Tuesday, February 07, 2017
Year of the Fire Rooster for Ballard
The year of the Chinese Fire Rooster promises to be especially lucky for Ballard Power Systems (BLDP: Nasdaq or BLDP: TXS). The company just announced an equipment sales agreement with one of China’s leading bus manufacturers to put Ballard fuel cell engines into electric buses. Zhuhai Yinlong Energy Group will take delivery of ten of Ballard's proprietary FCveloCity-MD fuel cell engines yet in 2017 for installation in Yinlong buses that are destined to traverse the streets of Beijing. Details on pricing or total contract value were not disclosed.
The order comes at a pivotal time for Ballard Systems. The company has struggled to penetrate the China bus market - a lucrative hot spot driven by dense metropolitan population and the need to clean up choking air pollution. Ballard managed to eke out $74.6 million in total sales in the twelve months ending September 2016. Unfortunately, this limited scale is not sufficient to support Ballard’s cost and expense levels. The net loss in the period was $22 million or $0.14 per share. The company had to tap the bank account for $22.5 million in cash to support operations.
Ballard has been doggedly laying the groundwork in China. In October 2016, the company entered into a joint venture with Guangdong Nation Synergy Hydrogen Power Technology Company to set up a production operation in the City of Yunfu, Guangdong. The company expects to produce its proprietary FCvelcoity-0SSL fuel cell stack there. Ballard took a check for $10.9 million at the closing and expects additional cash flows near $170 million over the next five years from subsequent technology transfers and product sales. The facility is expected to be ready in late 2017. There is a $1.0 million investment commitment on Ballard’s part for the facility for its 10% ownership in the joint venture. The complexities of a joint venture for production in China might well be worth the trouble. Zhuhai Yinlong alone produces as many as 30,000 buses annually. Excellent performance on the initial fuel cell contract should put Ballard in a good position to win more business from the bus manufacturer.

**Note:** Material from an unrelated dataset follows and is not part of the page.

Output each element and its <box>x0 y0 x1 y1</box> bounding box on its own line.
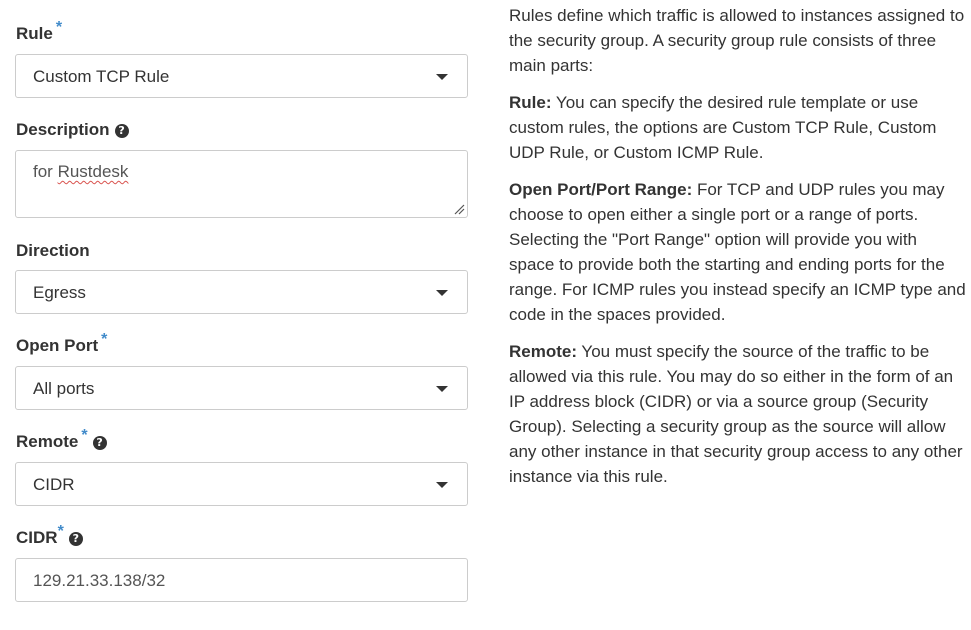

This is not the first order from Synergy. In September 2015, Synergy had pledged to order 300 FCveloCity power modules from Ballard. It was not until the third quarter 2016 that the units were incorporated in twelve buses manufactured by Foshan Feichi Bus. The buses have been deployed in the City of Foshan in Guangdong Province.
The Synergy relationship is intertwined with another of Ballard’s partnerships. Earlier in 2016, the company began solidifying a relationship with Broad-Ocean, a China-based manufacturer of motors used in buses, commercial and passenger vehicles. Based in Zhongshan, Guangdong, Broad Ocean claims production of as many as 50 million motors annually for a mix of customers around the world, including Ford, General Motors, Cummins, Caterpillar and Carrier. One of Broad Ocean’s business units has recently expanded into fuel cell vehicles. Broad Ocean and Synergy have a cooperative agreement involving 10,000 fuel cell vehicles that will incorporate Ballard’s fuel cell technology.
In July 2016, Broad Wind invested $28.3 million in Ballard, representing a 10% stake in the company. The infusion of capital is vital to Ballard as it attempts to scale up production. At the end of September 2016, Ballard had $68.1 million in cash resources. That is a considerable cushion, but one that might be necessary given the effort required to lock in strong manufacturing relationships.
Ballard shares moved higher on the various announcements of agreements and orders. Yet investors appear to be waiting for real financial results before according too much value to BLDP. That leaves the stock at a compelling value for investors with the patience for relationships to build.
Neither the author of the Small Cap Strategist web log, Crystal Equity Research nor its affiliates have a beneficial interest in the companies mentioned herein.